Now let’s look at the result of indexing with mask_identity=True
.
index = ak.argmax(array, keepdims=True, axis=-1, mask_identity=True)
Because it contains an option type, index
already satisfies rule (2) in Building an awkward index, and we do not need to convert it to a ragged array. We can see that this index succeeds:
array[index]
[[None], [10], [12], [None], [9]] -------- backend: cpu nbytes: 112 B type: 5 * var * ?int64
Here, the missing values in the index array correspond to missing values in the output array.
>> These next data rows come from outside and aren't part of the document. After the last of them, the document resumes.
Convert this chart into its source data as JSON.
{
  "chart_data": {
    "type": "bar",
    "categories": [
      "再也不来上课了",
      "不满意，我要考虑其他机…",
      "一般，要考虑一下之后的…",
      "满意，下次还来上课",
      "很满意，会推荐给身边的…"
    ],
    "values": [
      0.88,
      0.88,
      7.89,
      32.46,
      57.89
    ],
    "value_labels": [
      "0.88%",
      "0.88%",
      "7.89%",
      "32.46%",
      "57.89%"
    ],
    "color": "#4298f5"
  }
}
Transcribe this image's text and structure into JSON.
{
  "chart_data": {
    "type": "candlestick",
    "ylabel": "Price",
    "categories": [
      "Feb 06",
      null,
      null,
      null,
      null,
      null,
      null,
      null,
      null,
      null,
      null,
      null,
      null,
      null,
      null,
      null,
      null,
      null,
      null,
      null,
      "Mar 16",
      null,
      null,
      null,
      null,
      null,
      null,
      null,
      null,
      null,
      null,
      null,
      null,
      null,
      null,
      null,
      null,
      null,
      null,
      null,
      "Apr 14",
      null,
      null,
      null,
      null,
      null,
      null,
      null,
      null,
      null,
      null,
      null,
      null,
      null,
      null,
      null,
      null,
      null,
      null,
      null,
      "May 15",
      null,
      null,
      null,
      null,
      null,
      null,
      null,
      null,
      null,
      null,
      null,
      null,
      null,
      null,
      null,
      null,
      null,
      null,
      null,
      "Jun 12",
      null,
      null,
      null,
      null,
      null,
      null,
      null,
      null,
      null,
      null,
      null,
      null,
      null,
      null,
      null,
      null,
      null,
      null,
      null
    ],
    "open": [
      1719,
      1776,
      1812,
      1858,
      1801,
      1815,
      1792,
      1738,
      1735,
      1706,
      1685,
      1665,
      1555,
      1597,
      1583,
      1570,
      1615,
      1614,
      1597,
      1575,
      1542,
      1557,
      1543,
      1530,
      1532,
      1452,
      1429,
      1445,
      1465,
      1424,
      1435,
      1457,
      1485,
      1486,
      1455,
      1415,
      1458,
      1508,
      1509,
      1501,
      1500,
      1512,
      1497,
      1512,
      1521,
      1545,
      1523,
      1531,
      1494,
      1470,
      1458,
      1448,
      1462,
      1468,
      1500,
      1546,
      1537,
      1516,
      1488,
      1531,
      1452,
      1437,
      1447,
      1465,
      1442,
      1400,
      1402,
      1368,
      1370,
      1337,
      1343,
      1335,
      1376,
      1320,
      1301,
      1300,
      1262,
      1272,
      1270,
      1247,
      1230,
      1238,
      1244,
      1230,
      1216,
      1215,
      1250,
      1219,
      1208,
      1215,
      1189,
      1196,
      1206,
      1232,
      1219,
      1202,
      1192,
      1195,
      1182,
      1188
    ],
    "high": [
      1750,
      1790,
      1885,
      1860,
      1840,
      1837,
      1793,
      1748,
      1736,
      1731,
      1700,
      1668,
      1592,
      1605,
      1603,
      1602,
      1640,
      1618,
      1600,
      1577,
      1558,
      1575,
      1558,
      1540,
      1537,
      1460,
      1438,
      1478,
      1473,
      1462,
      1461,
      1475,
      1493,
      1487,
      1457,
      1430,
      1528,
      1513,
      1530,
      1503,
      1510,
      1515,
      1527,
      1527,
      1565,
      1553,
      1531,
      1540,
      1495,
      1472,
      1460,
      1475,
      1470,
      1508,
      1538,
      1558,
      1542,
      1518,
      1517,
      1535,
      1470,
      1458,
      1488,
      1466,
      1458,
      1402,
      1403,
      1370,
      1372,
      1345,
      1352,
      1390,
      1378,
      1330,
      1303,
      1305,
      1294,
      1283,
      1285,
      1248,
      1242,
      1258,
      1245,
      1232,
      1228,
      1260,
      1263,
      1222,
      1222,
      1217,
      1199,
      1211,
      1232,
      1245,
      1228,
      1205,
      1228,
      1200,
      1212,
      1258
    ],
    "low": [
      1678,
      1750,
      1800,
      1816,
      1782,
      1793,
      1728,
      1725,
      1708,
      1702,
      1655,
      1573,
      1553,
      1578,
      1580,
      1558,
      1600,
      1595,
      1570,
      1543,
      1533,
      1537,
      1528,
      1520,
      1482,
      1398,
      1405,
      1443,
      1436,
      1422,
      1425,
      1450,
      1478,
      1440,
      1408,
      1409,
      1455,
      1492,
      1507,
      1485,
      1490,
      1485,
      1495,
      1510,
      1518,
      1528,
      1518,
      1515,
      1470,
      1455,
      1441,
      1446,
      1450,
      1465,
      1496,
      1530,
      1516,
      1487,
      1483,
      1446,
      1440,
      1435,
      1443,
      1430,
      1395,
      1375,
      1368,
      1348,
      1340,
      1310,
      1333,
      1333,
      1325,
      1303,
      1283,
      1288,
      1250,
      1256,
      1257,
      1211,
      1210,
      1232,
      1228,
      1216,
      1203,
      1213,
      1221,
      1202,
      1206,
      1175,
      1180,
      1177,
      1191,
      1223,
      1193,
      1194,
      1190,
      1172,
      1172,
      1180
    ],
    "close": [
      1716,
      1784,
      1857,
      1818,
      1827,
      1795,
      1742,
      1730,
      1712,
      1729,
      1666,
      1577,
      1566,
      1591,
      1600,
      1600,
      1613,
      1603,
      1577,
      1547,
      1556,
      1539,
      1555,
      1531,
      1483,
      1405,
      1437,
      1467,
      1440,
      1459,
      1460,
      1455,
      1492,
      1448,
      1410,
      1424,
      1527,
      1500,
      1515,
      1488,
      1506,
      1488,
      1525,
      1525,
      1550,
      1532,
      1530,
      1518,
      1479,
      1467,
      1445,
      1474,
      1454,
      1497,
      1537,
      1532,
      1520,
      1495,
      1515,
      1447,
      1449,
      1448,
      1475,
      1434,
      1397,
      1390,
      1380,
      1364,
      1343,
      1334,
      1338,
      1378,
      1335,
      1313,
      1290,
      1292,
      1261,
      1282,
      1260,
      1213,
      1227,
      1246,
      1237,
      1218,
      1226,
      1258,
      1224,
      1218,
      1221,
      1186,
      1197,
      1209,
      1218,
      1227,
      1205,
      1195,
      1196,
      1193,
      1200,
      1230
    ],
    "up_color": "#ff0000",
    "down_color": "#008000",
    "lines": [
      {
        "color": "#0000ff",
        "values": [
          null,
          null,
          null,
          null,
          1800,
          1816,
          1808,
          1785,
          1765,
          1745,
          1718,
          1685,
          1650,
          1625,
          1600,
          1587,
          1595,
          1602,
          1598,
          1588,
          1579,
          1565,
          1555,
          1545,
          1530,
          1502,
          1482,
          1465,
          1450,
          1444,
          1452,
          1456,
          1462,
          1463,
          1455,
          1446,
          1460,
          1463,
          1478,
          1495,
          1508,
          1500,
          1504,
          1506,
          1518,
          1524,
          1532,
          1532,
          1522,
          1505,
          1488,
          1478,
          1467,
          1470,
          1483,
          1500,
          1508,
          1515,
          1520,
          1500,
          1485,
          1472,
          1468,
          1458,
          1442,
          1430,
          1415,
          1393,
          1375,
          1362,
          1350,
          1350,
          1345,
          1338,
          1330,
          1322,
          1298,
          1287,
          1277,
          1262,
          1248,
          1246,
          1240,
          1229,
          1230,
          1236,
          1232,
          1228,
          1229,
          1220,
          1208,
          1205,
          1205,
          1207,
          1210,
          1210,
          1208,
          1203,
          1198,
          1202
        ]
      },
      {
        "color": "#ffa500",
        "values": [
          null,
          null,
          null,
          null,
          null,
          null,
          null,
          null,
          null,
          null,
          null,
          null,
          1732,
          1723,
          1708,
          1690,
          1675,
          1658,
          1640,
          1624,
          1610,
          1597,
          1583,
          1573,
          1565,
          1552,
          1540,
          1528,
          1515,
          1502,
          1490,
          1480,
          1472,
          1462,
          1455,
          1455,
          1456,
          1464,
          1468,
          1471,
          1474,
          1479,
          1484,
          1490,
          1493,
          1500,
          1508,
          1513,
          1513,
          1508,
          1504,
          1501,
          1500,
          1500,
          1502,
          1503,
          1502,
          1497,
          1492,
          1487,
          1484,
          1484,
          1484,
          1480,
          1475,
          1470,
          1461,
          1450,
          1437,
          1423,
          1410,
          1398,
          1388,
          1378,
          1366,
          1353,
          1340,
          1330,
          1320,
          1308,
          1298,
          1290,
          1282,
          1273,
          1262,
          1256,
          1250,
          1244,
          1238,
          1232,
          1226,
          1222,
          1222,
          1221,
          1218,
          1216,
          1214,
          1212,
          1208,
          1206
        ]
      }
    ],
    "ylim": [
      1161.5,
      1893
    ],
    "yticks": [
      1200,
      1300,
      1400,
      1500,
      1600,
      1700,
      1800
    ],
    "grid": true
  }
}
Indexing with missing sublists#
Ragged indexing also supports using None
in place of empty sublists within an index. For example, given the following array
array = ak.Array(
[
[10, 3, 2, 9],
[4, 5, 5, 12, 6],
[],
[8, 9, -1],
]
)
array
[[10, 3, 2, 9], [4, 5, 5, 12, 6], [], [8, 9, -1]] ------------------ backend: cpu nbytes: 136 B type: 4 * var * int64
let’s use build a ragged index to pull out some particular values. Rather than using empty lists, we can use None
to mask out sublists that we don’t care about:
array[
[
[0, 1],
None,
[],
[2],
],
]
[[10, 3], None, [], [-1]] --------- backend: cpu nbytes: 96 B type: 4 * option[var * int64]
If we compare this with simply providing an empty sublist,
array[
[
[0, 1],
[],
[],
[2],
],
]
[[10, 3], [], [], [-1]] --------- backend: cpu nbytes: 64 B type: 4 * var * int64
we can see that the None
value introduces an option-type into the final result. None
values can be used at any level in the index array to introduce an option-type at that depth in the result.